Readit News logoReadit News
jhbadger · 2 years ago
I think people may be misusing notebooks. They aren't there to develop software but serve as virtual versions of scientific notebooks (hence the name). They are there to conduct experiments (changing parameters and the like in your code) and to record and plot the results. You don't have to develop the software itself in the notebook.
subjectsigma · 2 years ago
I always hated notebooks personally as I found them clunky and inefficient, but never wanted to yuck someone else’s yum.

Then I started mentoring a junior staff member who worked on another project. The lead of that project was a physicist who wrote primarily in Jupyter notebooks. Like, thousands and thousands of lines of code. This junior staff member spent like 90% of her time confused and copying-and-pasting between notebooks. She had no idea what a virtual environment was and her go-to solution for solving import errors was to nuke and re-download the repo and re-run the setup script, or create a new notebook from scratch containing all the prerequisite user functions.

Was top 10 most horrifying things I’ve ever seen. I advised her immediately to stop using notebooks for development and sent her a few Python tutorials. Luckily though she just left the project and got on a better one instead.

ahmadmijot · 2 years ago
This is why spaghetti code is so prevalent in scientific community.

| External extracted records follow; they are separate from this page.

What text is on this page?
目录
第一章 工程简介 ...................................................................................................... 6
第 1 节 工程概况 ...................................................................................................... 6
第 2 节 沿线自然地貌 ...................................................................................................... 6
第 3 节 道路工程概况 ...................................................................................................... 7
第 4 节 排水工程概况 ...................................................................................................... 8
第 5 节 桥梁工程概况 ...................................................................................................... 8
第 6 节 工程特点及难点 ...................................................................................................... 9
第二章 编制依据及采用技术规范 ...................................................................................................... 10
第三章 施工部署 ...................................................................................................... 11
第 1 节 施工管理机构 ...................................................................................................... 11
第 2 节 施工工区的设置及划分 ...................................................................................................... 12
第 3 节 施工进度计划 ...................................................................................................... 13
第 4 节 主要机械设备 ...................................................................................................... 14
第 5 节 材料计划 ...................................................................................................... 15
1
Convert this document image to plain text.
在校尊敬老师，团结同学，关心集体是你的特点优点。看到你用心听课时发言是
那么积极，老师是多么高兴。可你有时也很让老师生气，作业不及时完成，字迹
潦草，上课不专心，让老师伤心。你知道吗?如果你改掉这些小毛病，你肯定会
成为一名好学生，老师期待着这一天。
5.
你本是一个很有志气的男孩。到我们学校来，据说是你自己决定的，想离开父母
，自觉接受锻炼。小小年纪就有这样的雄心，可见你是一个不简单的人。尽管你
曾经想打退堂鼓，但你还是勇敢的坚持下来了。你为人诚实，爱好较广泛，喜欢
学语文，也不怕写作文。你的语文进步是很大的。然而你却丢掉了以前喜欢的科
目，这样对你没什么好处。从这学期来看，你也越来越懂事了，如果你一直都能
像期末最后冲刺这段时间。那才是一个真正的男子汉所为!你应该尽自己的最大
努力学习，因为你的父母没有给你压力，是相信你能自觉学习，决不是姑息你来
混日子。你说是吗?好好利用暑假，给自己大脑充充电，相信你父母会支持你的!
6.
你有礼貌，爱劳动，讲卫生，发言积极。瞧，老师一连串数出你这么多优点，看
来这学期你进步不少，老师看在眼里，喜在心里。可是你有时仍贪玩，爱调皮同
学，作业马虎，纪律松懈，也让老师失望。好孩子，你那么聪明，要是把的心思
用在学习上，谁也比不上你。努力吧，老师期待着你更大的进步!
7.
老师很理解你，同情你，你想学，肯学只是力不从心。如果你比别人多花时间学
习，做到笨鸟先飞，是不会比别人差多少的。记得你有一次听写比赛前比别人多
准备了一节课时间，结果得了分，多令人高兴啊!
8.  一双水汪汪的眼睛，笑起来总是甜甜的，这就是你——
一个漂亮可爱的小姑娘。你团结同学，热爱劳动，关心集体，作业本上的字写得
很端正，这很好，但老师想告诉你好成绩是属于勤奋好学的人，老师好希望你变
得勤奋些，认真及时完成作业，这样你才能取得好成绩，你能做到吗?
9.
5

We are not really train (especially for non engineering research projects) to become programmers and we do programming just as a way to do research.
htrp · 2 years ago
Academia is also usually a single person trying to get stuff working so they can publish a paper to get tenure/a job.

Good SWE practices are 100% not taught in school.

madsbuch · 2 years ago
I still rely heavily on principles acquired from courses on Software Architecture and PL studies as a part of my CS degree - and I can definitely see a difference in how people organise their code with same tenure but no schooling.
alan-hn · 2 years ago
I can change parameters in a script. What's the advantage?
abdullahkhalids · 2 years ago
Remember back university, we used to do course projects (for science/engineering course) and at the end we would have to write a report. The report would typically include, among other stuff, two things.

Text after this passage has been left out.